Introduction

The goal of this milestone report is to demonstrate exploratory analysis of the HC Corpora dataset provided for the JHU Data Science Capstone. The final goal is to build a Next Word Prediction App using an N-gram backoff model deployed on Shiny.

1. Loading the Data

library(stringr)
library(ggplot2)
library(dplyr)
library(tidytext)

blogs   <- readLines("C:/Users/bizsu/OneDrive/Desktop/en_US/en_US.blogs.txt", warn=FALSE)
news    <- readLines("C:/Users/bizsu/OneDrive/Desktop/en_US/en_US.news.txt", warn=FALSE)
twitter <- readLines("C:/Users/bizsu/OneDrive/Desktop/en_US/en_US.twitter.txt", warn=FALSE)

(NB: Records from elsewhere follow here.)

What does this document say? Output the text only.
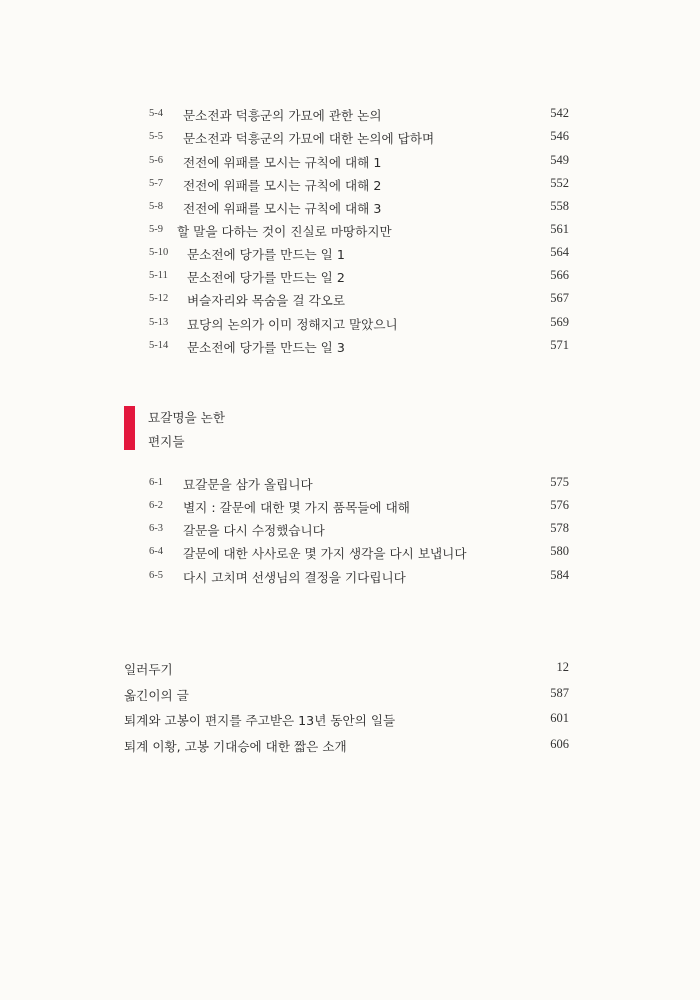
5-4 문소전과 덕흥군의 가묘에 관한 논의	542
5-5 문소전과 덕흥군의 가묘에 대한 논의에 답하며	546
5-6 전전에 위패를 모시는 규칙에 대해 1	549
5-7 전전에 위패를 모시는 규칙에 대해 2	552
5-8 전전에 위패를 모시는 규칙에 대해 3	558
5-9 할 말을 다하는 것이 진실로 마땅하지만	561
5-10 문소전에 당가를 만드는 일 1	564
5-11 문소전에 당가를 만드는 일 2	566
5-12 벼슬자리와 목숨을 걸 각오로	567
5-13 묘당의 논의가 이미 정해지고 말았으니	569
5-14 문소전에 당가를 만드는 일 3	571
묘갈명을 논한
편지들
6-1 묘갈문을 삼가 올립니다	575
6-2 별지 : 갈문에 대한 몇 가지 품목들에 대해	576
6-3 갈문을 다시 수정했습니다	578
6-4 갈문에 대한 사사로운 몇 가지 생각을 다시 보냅니다	580
6-5 다시 고치며 선생님의 결정을 기다립니다	584
일러두기	12
옮긴이의 글	587
퇴계와 고봉이 편지를 주고받은 13년 동안의 일들	601
퇴계 이황, 고봉 기대승에 대한 짧은 소개	606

cat("Data loaded successfully!")
## Data loaded successfully!

2. Basic Summary Statistics

summary_table <- data.frame(
  File    = c("Blogs", "News", "Twitter"),
  Size_MB = round(c(
    file.size("C:/Users/bizsu/OneDrive/Desktop/en_US/en_US.blogs.txt"),
    file.size("C:/Users/bizsu/OneDrive/Desktop/en_US/en_US.news.txt"),
    file.size("C:/Users/bizsu/OneDrive/Desktop/en_US/en_US.twitter.txt")
  ) / 1024^2, 2),
  Lines   = c(length(blogs), length(news), length(twitter)),
  Words   = c(sum(str_count(blogs, "\\S+")),
              sum(str_count(news, "\\S+")),
              sum(str_count(twitter, "\\S+")))
)
knitr::kable(summary_table,
             col.names = c("File", "Size (MB)", "Line Count", "Word Count"),
             caption = "Summary Statistics of HC Corpora Dataset")
Summary Statistics of HC Corpora Dataset
File Size (MB) Line Count Word Count
Blogs 200.42 899288 37334131
News 196.28 1010206 34371031
Twitter 159.36 2360148 30373543

3. Words Per Line Distribution

set.seed(42)
sample_blogs   <- sample(blogs,   5000)
sample_news    <- sample(news,    5000)
sample_twitter <- sample(twitter, 5000)

wpl_df <- data.frame(
  Words  = c(str_count(sample_blogs, "\\S+"),
             str_count(sample_news, "\\S+"),
             str_count(sample_twitter, "\\S+")),
  Source = rep(c("Blogs", "News", "Twitter"), each = 5000)
)

ggplot(wpl_df, aes(x = Words, fill = Source)) +
  geom_histogram(binwidth = 5, alpha = 0.7, position = "dodge") +
  xlim(0, 150) +
  labs(title = "Words Per Line Distribution",
       x = "Number of Words", y = "Frequency") +
  theme_minimal()
## Warning: Removed 145 rows containing non-finite outside the scale range
## (`stat_bin()`).
## Warning: Removed 4 rows containing missing values or values outside the scale range
## (`geom_bar()`).

4. Most Frequent Words

sample_corpus <- data.frame(
  text   = c(sample_blogs, sample_news, sample_twitter),
  source = rep(c("Blogs", "News", "Twitter"), each = 5000)
)

word_counts <- sample_corpus %>%
  unnest_tokens(word, text) %>%
  anti_join(stop_words) %>%
  count(word, sort = TRUE) %>%
  head(20)
## Joining with `by = join_by(word)`
ggplot(word_counts, aes(x = reorder(word, n), y = n)) +
  geom_col(fill = "#2c7bb6") +
  coord_flip() +
  labs(title = "Top 20 Most Frequent Words",
       x = "Word", y = "Frequency") +
  theme_minimal()

5. Interesting Findings

6. Plan for Prediction Algorithm and Shiny App

Algorithm

  • Build N-gram Backoff Model using Bigrams, Trigrams and Quadgrams
  • Clean and tokenize text using tidytext package
  • Store n-gram tables as rds files for fast loading
  • Use Stupid Backoff strategy for unseen phrases

Shiny App

  • Simple text input box for user to type a phrase
  • Predict Next Word button to trigger prediction
  • Display top predicted word and top 5 candidates
  • Deploy on shinyapps.io for public access

Conclusion

The HC Corpora dataset is rich and diverse covering Blogs, News and Twitter. Exploratory analysis shows clear differences in writing style across sources. The N-gram backoff model is a practical and efficient approach for next word prediction without requiring deep learning. The final Shiny app will provide a clean and fast prediction interface for any English phrase.